Whether or not we consider Wessely’s comments plausible depends on what he meant by them. I have long maintained that many of the contributory factors to children and young people’s mental distress are a reflection of the harsh environment in which they find themselves.
It is valid, I believe, to say that we are potentially medicating ourselves against injustice when our energies would be better spent trying to make society fairer and the future less bleak. After all, as Jiddu Krishnamurti once famously said ‘it is no measure of health to be well adjusted to a profoundly sick society’.
It may be that this is what Wessley meant. If, however, he is taking the more common view that younger generations are inventing mental health issues and simply need to have ‘more resilience’, then that is where we part company.
On point one – There is a famous graph which shows that, in around about 1905, rates of left handedness in children suddenly spiralled.
This is not, of course, because there were actually more left-handed children, but a reflection of the fact that, prior to this, it was not acknowledged that someone could be left-handed.

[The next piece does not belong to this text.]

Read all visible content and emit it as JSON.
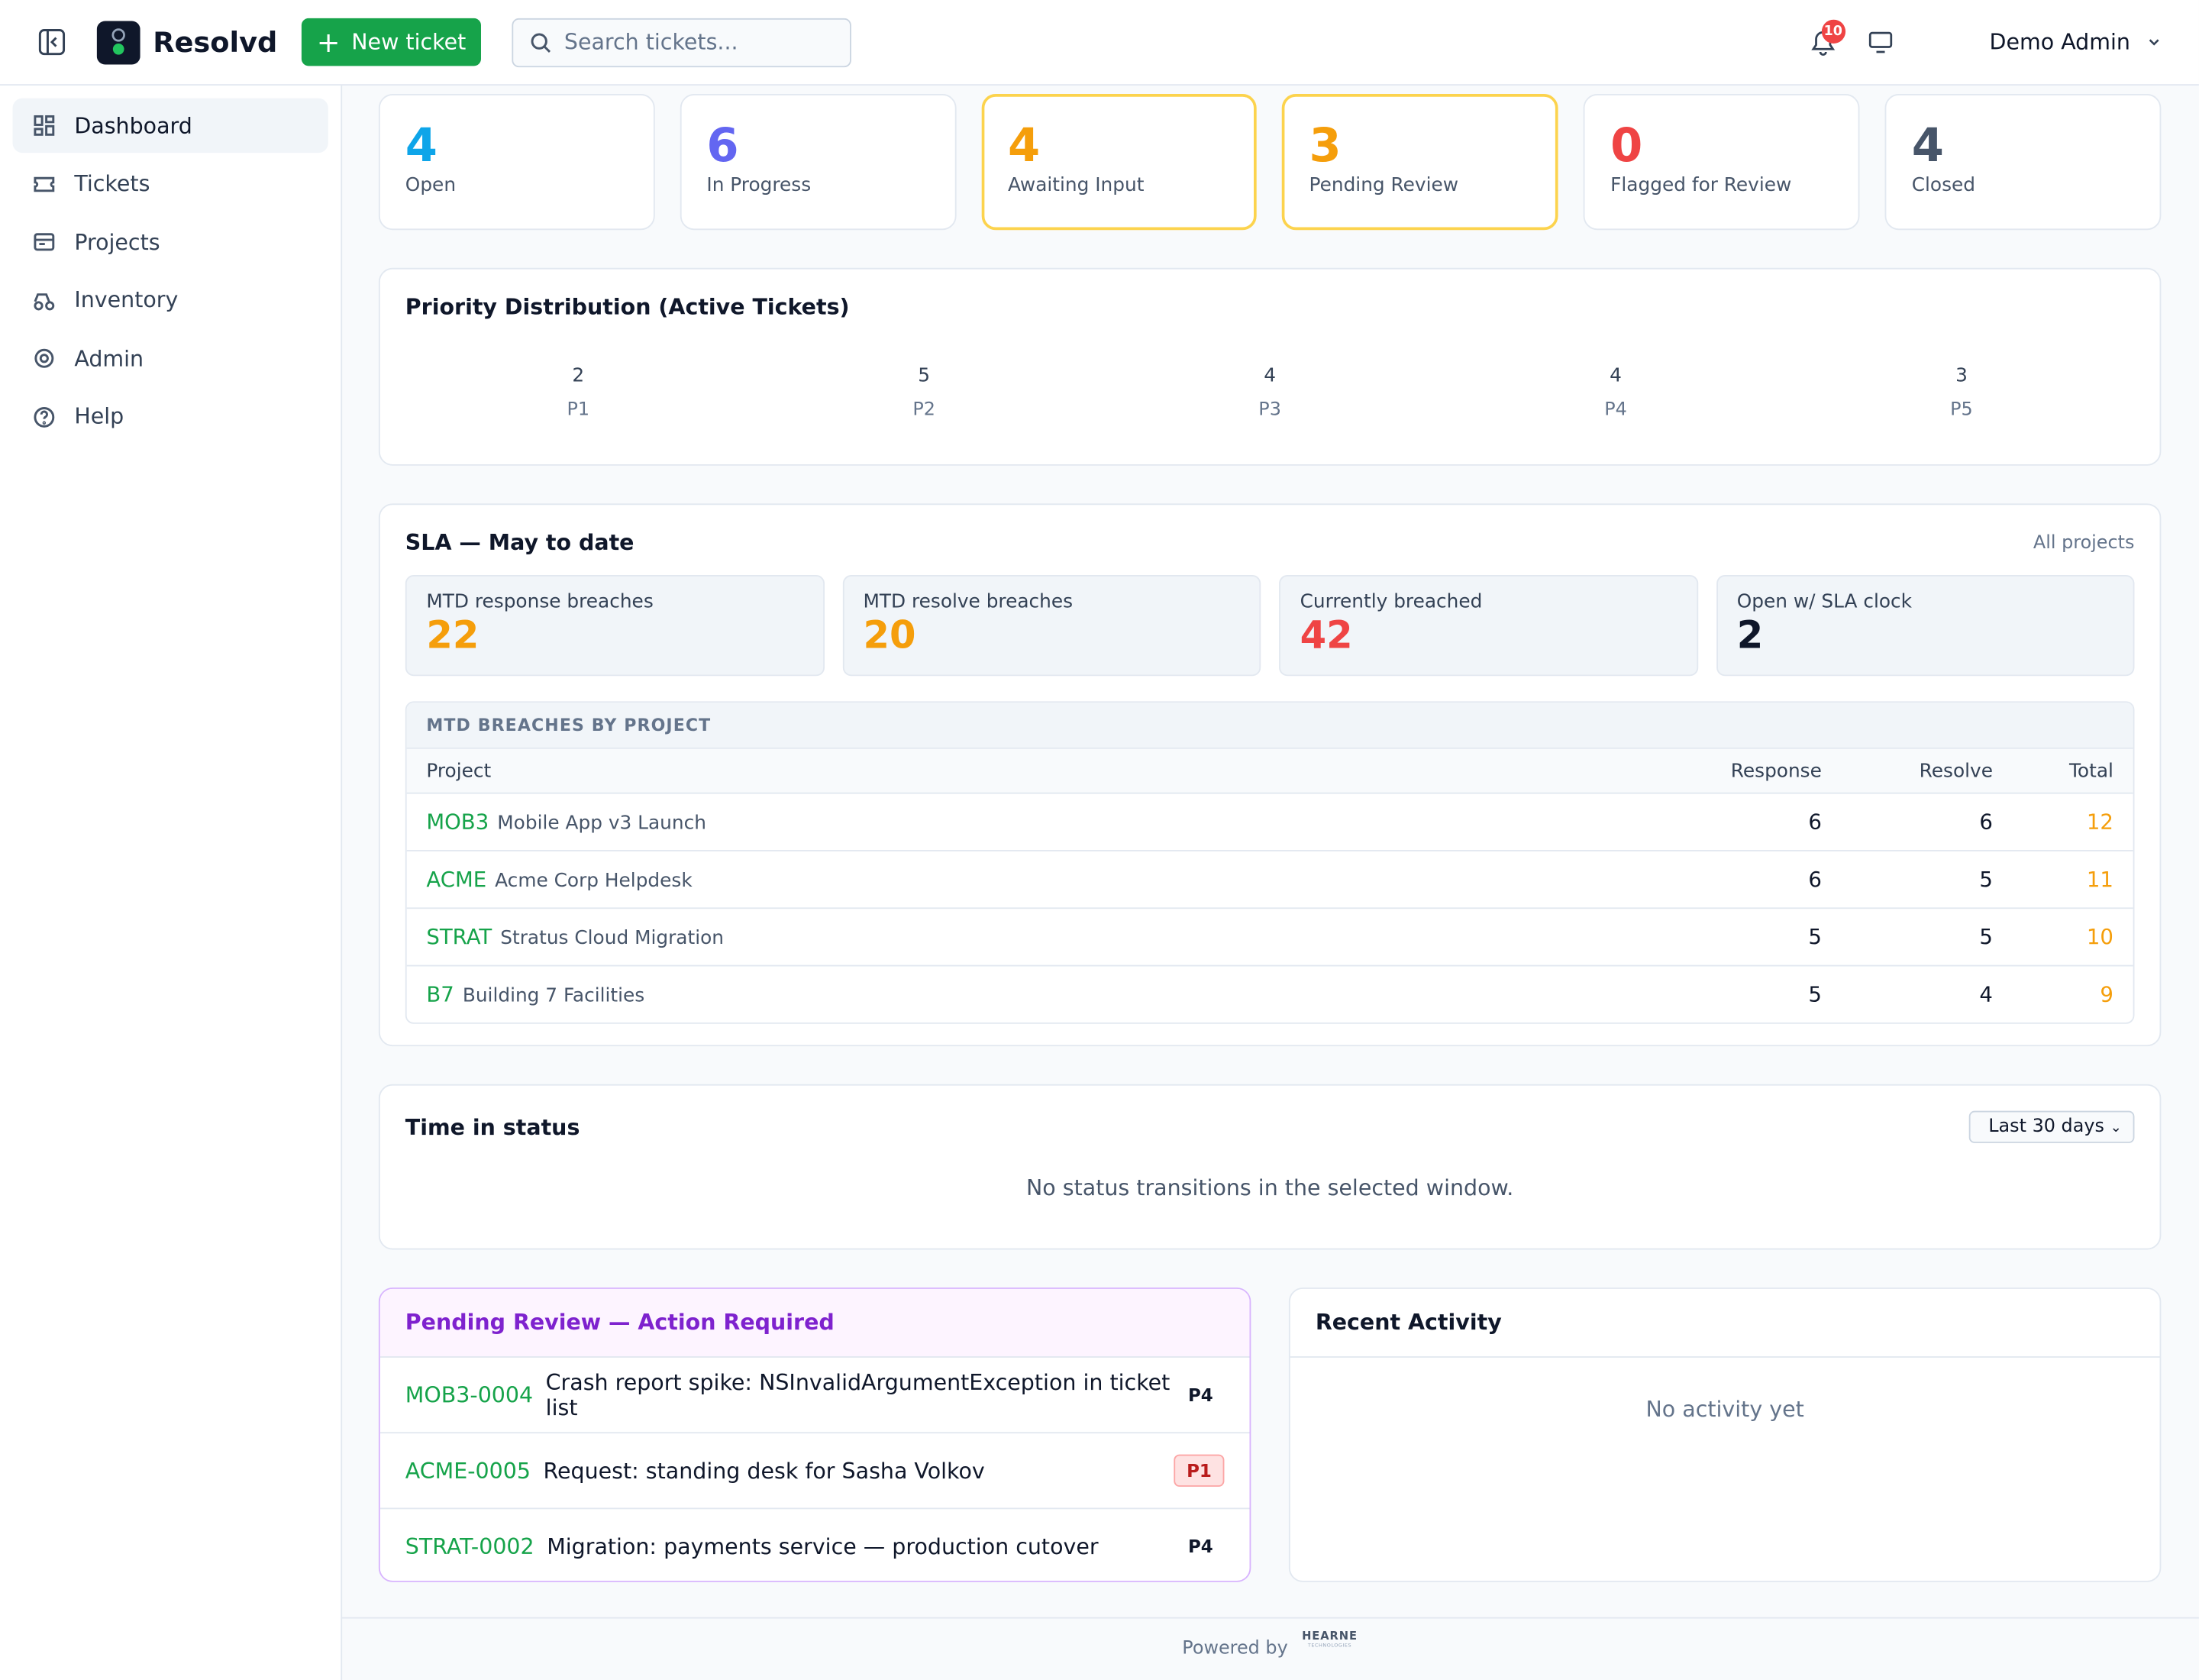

What is perhaps more of interest for our purposes is that, right up until the 1960s, rates of left-handedness in children continued to increase steadily.
In the early 60s, they levelled out at about 10%, which is what we now understand the percentage of left-handed people to be, as part of natural human variation.
Why the continued rise over decades? Well, when you spend centuries demonising something (as occurred with left-handedness since it was associated with the demonic), then it creates stigma.
Stigma takes a long time to eradicate and such it is with mental health.
It may very well be that a high proportion of human beings have always experienced mental illness and it is merely that we are still in a period of stigma-eradication. At some point in the future it may level out at a consistent percentage (see also: neurodivergence and transgender people).
Having said that, Gen Z and Gen A are facing a particular cocktail of circumstances which would understandably make their mental health outcomes worse.
Children and Adolescent Mental Health Services have cut to the bone via 14 years of austerity measures, as have educational psychology and other vital forms of support which help children flourish.
Class sizes are spiralling, and overworked teachers are struggling to give young people the individual attention they need. Subjects with proven therapeutic value - like music, art, drama and sports – have been radically reduced in state schools under Gove’s sweeping education reforms.
Many communities have lost vital hubs such as sports centres and libraries. Parents and carers have to work longer hours to make ends meet, leaving them unable to spend as much quality time with their children.
Older teens face a choice between a terrifyingly competitive employment market or taking on record amounts of debt to go to university. Racism and misogyny are rife, the planet is dying and we may very well be on the brink of WW3.
In other words, many children are growing up in an environment where not only is everything scarier and more pressured, but the things which would allow them to cope have been taken from them.
In that context, it doesn’t matter if the reasons they give for their overwhelming anxiety or depression seem mundane.
If they are struggling to function, they require support.
And however convenient it might be for an overburdened NHS to attempt to do so, I’m afraid there is no getting away from that fact.